Heating of the partially ionized solar chromosphere by waves in magnetic structures

TL;DR

This study demonstrates that wave dissipation via ambipolar diffusion in partially ionized magnetic structures can effectively heat the solar chromosphere, providing a plausible mechanism for its temperature increase.

Contribution

The paper introduces a numerical model showing wave dissipation through ambipolar diffusion as a novel heating mechanism for the solar chromosphere.

Findings

Wave perturbations are effectively dissipated by ambipolar diffusion.

The heating mechanism is continuous and more efficient than static current dissipation.

Results support wave-based heating as a key process in the chromosphere.

Abstract

In this paper, we show a "proof of concept" of the heating mechanism of the solar chromosphere due to wave dissipation caused by the effects of partial ionization.

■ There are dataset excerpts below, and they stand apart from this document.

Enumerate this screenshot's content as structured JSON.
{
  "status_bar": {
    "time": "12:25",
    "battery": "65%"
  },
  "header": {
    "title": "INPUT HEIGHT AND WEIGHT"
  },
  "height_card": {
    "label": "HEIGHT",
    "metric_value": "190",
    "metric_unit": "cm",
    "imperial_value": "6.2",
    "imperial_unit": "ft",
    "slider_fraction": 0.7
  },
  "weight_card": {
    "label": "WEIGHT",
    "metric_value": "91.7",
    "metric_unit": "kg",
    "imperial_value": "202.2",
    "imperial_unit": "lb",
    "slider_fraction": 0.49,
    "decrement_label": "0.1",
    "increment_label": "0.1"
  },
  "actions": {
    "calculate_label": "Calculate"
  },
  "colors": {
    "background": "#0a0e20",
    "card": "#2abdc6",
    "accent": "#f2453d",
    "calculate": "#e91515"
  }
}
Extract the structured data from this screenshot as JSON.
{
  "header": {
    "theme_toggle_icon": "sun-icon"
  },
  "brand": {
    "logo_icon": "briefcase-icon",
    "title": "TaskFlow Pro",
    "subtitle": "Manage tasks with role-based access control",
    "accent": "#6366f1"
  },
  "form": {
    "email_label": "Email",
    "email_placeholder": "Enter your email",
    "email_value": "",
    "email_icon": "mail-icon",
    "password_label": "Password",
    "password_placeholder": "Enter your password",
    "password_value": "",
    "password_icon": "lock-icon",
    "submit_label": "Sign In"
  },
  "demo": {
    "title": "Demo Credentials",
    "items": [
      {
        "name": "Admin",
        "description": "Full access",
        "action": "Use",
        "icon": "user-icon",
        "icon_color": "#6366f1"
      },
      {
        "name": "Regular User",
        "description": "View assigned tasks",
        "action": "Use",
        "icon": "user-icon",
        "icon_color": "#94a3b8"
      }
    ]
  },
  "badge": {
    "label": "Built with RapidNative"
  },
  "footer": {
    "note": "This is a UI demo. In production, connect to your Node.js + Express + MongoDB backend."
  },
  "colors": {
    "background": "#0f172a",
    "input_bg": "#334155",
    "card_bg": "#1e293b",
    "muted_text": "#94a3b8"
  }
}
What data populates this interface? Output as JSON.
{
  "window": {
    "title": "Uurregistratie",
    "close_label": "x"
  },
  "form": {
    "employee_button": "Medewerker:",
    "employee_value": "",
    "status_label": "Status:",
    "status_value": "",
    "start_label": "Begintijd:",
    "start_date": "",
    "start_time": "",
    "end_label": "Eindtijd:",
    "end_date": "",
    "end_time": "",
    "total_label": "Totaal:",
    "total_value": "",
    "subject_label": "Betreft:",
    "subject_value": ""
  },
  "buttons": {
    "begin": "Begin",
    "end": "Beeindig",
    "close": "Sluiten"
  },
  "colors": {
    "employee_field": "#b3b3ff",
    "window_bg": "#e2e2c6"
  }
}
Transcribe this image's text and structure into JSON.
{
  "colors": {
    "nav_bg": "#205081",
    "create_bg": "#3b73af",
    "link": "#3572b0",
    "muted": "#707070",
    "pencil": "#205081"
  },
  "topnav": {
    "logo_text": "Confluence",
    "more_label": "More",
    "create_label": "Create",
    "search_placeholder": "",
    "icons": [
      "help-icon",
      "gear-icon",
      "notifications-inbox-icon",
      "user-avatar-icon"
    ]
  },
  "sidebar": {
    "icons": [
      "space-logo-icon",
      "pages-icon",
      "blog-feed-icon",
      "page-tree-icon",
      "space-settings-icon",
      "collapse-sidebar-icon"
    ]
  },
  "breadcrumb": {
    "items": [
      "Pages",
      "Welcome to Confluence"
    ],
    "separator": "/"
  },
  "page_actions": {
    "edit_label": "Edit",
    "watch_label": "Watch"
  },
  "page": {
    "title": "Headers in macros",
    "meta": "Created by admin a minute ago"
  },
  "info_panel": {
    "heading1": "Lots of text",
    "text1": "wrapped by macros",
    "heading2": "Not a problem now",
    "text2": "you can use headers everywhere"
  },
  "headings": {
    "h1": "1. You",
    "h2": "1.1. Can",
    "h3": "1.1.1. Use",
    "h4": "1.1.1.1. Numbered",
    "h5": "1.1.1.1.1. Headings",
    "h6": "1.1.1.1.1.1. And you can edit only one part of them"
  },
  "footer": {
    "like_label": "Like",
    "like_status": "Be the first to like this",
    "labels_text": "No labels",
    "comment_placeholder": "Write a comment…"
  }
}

Numerical modeling of non-linear wave propagation in a magnetic flux tube, embedded in the solar atmosphere, is performed by solving a system of single-fluid quasi-MHD equations, which take into account the ambipolar term from the generalized Ohm's law. It is shown that perturbations caused by magnetic waves can be effectively dissipated due to ambipolar diffusion. The energy input by this mechanism is continuous and shown to be more efficient than dissipation of static currents, ultimately leading to chromospheric temperature increase in magnetic structures.